いまマレーシア・クアラルンプールの空港で日本へ帰国する飛行機の搭乗時間を待っている。
ロビーに旅で訪れた国や町へ向かう便の搭乗アナウンスが流れると、その瞬間に訪ねた土地の記憶や思い出が鮮やかに甦り、その飛行機に乗り込んでもう一度自分もそこへ戻ってしまいたくなる。まだ訪ねていない国や町のアナウンスがあるとその見知らぬ土地への憧憬が胸一杯に膨らむ。
自由な僕はその気になれば、このまま旅を続けることももちろんできるが、それはしがらみというよりも僕を繋ぎ止めてくれるものが少ないからだとも言える。そういった意味では自由とはさびしさと裏腹だ。

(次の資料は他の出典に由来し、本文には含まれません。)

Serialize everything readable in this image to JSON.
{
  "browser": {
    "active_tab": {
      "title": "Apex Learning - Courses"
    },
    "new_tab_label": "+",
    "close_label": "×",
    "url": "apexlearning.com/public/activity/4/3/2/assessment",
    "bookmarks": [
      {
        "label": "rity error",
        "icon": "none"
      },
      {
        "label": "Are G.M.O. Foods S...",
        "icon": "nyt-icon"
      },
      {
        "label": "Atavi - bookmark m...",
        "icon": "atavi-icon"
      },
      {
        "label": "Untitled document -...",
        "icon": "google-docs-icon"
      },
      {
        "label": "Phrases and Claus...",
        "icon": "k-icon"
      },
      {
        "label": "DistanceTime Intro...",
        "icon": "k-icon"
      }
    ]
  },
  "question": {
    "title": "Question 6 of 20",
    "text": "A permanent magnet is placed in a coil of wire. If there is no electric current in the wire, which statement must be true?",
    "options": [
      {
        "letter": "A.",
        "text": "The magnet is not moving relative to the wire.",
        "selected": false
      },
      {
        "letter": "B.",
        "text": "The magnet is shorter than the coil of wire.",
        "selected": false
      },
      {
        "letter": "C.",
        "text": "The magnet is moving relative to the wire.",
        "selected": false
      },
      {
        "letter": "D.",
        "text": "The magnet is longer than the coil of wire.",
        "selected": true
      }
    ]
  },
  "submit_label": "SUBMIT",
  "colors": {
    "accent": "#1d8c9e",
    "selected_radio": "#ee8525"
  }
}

しかしそこに愛がないかと言えばそうではない。親しい人たちを大切に思うこととその人から離れて旅に出ることとは決して矛盾しないと僕は信じている。
今回の旅の途中、インドネシアのジャカルタで出会ったUlanは、深夜の路地裏でそのことについて歌っていた。彼女は今日もどこかで歌っているのだろうか。三崎のみんなは僕の一時帰国を喜んでくれるだろうか。